Building Out Ideas
Now that you have your design ideas generated and your constraints mapped, start thinking about what those design ideas might look like in the real world. This is your first step towards making expressions of your design concepts. When we say design expressions, we mean the physical manifestations of your design concepts: the product, service, or system that embodies your concept and brings it into a form that participants can use. To take this first step, designers use collections of images, sounds, and materials called references. References are the bridge between the design concept and the design expression.Using References: Exploring Features and Form
In the Design Phase Concept Guide's Envisioning Ideas section, we talk about references as means by which to talk about the emotions and/or general direction the design seeks to evoke. In addition to this function, references can also be used to help the team understand greater specifics of the team members' ideas and communicate those ideas to stakeholders. In this way, references do double duty: emotional references can show how a design concept revolves around giving people a sense of community, for example, while in this section, we show how references can also be used to forward the team towards a first design expression, also known as a low fidelity prototype.
Because design teams evolve or create new products, services, or systems, there's no exact photo or sketch or recording of it that exists. For this reason, it’s essential to develop a collection of references that are like the product, service, or system you’re envisioning in order to express all your thoughts on how a design might look, feel, and function. The purpose of using references, whether drawn, photographed, recorded, et cetera, is to meet four primary goals:
- To explore nuances in a proposal, system, or idea.
- To understand those nuances.
- To clarify those nuances, especially if they act within a complex system.
- To communicate the steps above to others who may or may not be present in design meetings.
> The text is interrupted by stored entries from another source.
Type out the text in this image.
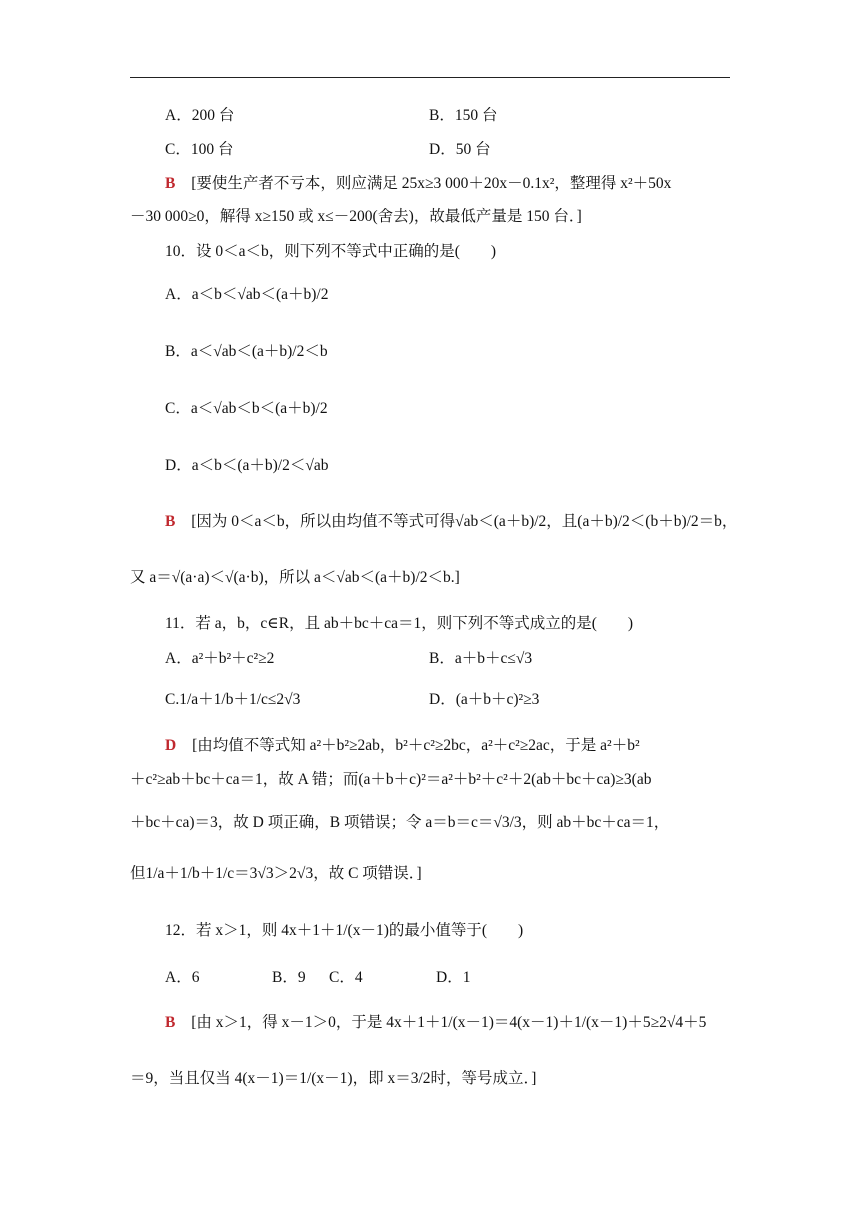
A．200 台	B．150 台
C．100 台	D．50 台
B [要使生产者不亏本，则应满足 25x≥3 000＋20x－0.1x²，整理得 x²＋50x
－30 000≥0，解得 x≥150 或 x≤－200(舍去)，故最低产量是 150 台．]
10．设 0＜a＜b，则下列不等式中正确的是(　　)
A．a＜b＜√ab＜(a＋b)/2
B．a＜√ab＜(a＋b)/2＜b
C．a＜√ab＜b＜(a＋b)/2
D．a＜b＜(a＋b)/2＜√ab
B [因为 0＜a＜b，所以由均值不等式可得√ab＜(a＋b)/2，且(a＋b)/2＜(b＋b)/2＝b，
又 a＝√(a·a)＜√(a·b)，所以 a＜√ab＜(a＋b)/2＜b.]
11．若 a，b，c∈R，且 ab＋bc＋ca＝1，则下列不等式成立的是(　　)
A．a²＋b²＋c²≥2	B．a＋b＋c≤√3
C.1/a＋1/b＋1/c≤2√3	D．(a＋b＋c)²≥3
D [由均值不等式知 a²＋b²≥2ab，b²＋c²≥2bc，a²＋c²≥2ac，于是 a²＋b²
＋c²≥ab＋bc＋ca＝1，故 A 错；而(a＋b＋c)²＝a²＋b²＋c²＋2(ab＋bc＋ca)≥3(ab
＋bc＋ca)＝3，故 D 项正确，B 项错误；令 a＝b＝c＝√3/3，则 ab＋bc＋ca＝1，
但1/a＋1/b＋1/c＝3√3＞2√3，故 C 项错误．]
12．若 x＞1，则 4x＋1＋1/(x－1)的最小值等于(　　)
A．6	B．9 C．4	D．1
B [由 x＞1，得 x－1＞0，于是 4x＋1＋1/(x－1)＝4(x－1)＋1/(x－1)＋5≥2√4＋5
＝9，当且仅当 4(x－1)＝1/(x－1)，即 x＝3/2时，等号成立．]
References help design teams show each other and their stakeholders their ideas. By accompanying these collections of references with words, whether written or verbal, the team can more easily understand what it collectively is thinking or what an individual teammate is thinking, keep a record of that thinking, and edit the idea.
Design team members can use references to aid in communication with their teammates at any point in the design process. However, since references inform the direction of an idea's designed form, and not the details of that form itself, they are most frequently used early in the process of making a prototype design solution.